I started to realize what my enemies, whoever they were, wanted with this. There was power to do something, although I still wasn’t sure what. And that brought me back to my task. I felt better equipped to accomplish it, whatever it was. Hopefully I would know soon. I also came to a new epiphany about that crab attack. When I threw the ball, all of the crabs went for it, but when I was holding it, they weren’t going for the ball anymore than any other part of me. They seemed to be just as content to be on my left arm as my right. What that told me was while I hold this thing, this power is equally shared from me and it. Well maybe not equally because when the ball was alone, it overpowered the crabs. Still, I was starting to get the feel of this joint effort. I was starting to understand why Finnegan said that this one was ‘For me’. I didn’t know how this new knowledge was a benefit for me but it was one more ingredient in my soup.
I sat down on a nearby bench to gather myself. I had just been through an unbelievable experience and no one here had any idea. Part of me wanted to shout out what just happened, from the multiple me’s to the spider tunnel but no one would get it. I would just end up being one of those ranting looneys. It’s very weird, though, going through something big and not being able to share it with anyone. So I just sat and caught my breath, relaxed and looked out at the beach.
A nice looking young couple stopped to ask me directions. Me? Directions? I could tell them how to get to Venango Street and Sheridan but they were asking the wrong fellow about this place
“How do we get to the La Jolla Cove?” he asked. Funny, I was always told that it were women who asked directions, not men.
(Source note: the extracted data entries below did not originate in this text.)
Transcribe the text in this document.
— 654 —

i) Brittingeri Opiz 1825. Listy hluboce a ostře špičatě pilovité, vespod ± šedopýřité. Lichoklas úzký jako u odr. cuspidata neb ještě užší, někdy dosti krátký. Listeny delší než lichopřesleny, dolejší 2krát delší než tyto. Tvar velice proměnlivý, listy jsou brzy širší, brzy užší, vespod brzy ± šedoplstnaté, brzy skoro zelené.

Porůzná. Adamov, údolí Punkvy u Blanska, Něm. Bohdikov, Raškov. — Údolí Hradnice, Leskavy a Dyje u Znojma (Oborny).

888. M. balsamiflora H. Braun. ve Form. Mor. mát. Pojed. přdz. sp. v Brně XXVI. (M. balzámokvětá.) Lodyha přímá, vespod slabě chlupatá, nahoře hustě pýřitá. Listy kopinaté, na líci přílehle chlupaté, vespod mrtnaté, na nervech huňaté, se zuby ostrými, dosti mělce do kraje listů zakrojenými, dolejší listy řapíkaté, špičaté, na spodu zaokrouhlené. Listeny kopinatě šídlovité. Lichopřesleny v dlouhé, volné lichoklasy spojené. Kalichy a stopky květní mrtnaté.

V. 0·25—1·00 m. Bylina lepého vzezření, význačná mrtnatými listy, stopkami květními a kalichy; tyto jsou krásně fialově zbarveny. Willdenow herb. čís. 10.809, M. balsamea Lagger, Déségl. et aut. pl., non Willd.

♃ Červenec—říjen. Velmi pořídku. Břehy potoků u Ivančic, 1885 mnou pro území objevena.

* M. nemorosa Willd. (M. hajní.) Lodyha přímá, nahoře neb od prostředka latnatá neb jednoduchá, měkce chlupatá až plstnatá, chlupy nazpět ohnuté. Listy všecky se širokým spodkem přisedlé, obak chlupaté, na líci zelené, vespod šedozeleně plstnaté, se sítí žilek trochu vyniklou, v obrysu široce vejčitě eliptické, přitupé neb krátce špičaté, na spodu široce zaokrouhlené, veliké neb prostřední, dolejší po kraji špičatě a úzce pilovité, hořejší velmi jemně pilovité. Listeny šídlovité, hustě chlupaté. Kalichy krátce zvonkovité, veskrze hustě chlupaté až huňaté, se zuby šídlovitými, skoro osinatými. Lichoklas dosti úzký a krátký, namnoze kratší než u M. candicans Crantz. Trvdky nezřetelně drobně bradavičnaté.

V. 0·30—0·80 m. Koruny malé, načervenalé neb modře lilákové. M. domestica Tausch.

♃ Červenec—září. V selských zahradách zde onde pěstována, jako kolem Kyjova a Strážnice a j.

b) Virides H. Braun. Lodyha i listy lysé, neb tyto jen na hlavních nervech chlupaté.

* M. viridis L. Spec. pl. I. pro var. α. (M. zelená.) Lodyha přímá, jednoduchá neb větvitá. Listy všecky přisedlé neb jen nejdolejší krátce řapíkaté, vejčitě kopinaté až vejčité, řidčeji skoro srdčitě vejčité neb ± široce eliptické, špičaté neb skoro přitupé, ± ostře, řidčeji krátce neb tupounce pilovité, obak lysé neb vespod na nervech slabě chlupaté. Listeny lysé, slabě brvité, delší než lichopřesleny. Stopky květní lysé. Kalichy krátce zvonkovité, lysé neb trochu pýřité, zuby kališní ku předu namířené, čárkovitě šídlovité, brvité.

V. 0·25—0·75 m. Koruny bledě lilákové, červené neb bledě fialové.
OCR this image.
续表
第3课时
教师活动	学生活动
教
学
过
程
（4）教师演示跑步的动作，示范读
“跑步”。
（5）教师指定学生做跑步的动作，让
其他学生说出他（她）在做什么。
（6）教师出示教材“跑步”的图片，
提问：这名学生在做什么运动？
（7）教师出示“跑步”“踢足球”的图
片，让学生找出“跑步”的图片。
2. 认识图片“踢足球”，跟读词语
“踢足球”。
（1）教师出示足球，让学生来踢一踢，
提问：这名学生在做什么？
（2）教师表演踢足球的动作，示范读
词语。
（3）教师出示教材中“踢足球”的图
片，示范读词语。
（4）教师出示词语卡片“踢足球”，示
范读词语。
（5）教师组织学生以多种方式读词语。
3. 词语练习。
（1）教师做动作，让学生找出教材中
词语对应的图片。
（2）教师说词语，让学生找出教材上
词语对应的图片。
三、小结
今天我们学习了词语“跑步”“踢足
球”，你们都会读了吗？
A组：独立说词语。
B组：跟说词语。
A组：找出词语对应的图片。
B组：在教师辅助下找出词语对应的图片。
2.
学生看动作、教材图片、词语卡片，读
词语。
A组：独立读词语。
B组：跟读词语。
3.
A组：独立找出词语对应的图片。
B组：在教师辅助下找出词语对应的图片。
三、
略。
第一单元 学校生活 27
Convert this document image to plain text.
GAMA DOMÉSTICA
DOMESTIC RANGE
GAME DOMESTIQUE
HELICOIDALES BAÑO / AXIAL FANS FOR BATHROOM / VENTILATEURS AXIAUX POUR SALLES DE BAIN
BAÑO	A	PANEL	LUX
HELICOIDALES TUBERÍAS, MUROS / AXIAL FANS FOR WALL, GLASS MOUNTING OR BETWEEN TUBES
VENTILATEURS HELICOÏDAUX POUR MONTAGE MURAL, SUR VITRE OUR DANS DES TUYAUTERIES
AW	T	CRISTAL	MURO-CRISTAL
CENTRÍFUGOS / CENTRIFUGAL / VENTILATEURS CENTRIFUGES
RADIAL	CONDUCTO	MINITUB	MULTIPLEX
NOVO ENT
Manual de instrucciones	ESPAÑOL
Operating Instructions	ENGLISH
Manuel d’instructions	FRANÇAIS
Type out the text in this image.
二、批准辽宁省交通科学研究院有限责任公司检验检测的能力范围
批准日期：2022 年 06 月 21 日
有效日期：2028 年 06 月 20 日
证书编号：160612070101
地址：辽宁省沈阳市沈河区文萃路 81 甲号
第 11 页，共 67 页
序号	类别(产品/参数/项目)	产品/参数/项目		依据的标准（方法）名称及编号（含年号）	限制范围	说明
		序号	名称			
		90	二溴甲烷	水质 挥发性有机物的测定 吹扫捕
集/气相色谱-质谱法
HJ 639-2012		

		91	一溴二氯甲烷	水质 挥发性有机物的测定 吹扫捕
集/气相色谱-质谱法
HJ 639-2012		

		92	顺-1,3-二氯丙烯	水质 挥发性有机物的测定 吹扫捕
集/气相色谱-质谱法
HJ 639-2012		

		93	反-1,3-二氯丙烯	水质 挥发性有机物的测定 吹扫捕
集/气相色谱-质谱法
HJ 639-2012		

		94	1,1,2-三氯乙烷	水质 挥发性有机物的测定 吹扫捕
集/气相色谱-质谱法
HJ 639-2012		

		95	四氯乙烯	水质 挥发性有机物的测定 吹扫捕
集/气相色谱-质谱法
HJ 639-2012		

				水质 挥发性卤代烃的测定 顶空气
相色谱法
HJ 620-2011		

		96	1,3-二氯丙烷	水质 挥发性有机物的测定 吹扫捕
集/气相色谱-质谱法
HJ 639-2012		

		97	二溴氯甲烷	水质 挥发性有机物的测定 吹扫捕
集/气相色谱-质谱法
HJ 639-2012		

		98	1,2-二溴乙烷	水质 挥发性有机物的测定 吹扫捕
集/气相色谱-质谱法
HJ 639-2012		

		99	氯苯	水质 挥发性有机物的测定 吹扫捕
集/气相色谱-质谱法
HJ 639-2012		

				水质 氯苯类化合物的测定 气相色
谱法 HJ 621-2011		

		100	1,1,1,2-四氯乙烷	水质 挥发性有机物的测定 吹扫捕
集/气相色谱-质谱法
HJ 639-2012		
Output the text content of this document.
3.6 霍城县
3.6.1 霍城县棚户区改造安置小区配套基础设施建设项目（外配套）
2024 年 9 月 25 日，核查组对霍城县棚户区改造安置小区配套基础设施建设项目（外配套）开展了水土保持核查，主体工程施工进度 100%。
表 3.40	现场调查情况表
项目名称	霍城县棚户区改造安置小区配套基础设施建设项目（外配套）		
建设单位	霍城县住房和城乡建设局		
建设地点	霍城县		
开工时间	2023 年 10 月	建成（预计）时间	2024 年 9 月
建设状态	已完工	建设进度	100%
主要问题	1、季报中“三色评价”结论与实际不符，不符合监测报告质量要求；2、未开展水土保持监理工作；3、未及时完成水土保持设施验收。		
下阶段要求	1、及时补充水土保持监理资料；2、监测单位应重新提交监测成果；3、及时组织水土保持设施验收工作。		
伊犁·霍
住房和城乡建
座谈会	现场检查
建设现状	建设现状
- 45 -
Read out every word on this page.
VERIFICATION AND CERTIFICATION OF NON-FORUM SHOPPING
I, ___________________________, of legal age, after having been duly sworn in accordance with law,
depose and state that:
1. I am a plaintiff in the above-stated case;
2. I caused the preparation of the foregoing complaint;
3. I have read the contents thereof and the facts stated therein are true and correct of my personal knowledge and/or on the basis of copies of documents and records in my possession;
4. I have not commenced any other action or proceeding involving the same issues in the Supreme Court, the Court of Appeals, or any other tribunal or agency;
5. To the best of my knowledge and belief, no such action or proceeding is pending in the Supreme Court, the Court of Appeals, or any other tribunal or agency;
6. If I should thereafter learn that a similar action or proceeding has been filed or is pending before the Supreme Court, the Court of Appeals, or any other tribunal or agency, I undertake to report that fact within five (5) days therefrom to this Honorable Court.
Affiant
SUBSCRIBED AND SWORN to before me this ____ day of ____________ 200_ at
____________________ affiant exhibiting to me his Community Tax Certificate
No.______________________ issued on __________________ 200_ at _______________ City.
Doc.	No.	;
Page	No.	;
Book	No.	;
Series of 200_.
“I’m not from around here, sorry,” I answered.
“Thanks,” as they walked away to find someone else.
I sat some more, admiring the bikini girls. Eventually I got up and slowly walked back onto the sand, the oddest thing, I overheard someone else talk about this Cove, then another and another still. I kept hearing this word, Cove, Cove, Cove, over and over. I suppose it could be a sign, a direction. Anything was possible at this point. And when these people talked about this Cove thing they were definitely pointing south. Well I wasn’t doing any good here. I had gone through my rite of passage and now I was ready, or so it seemed. So off I headed, south, to the Cove, wherever that was.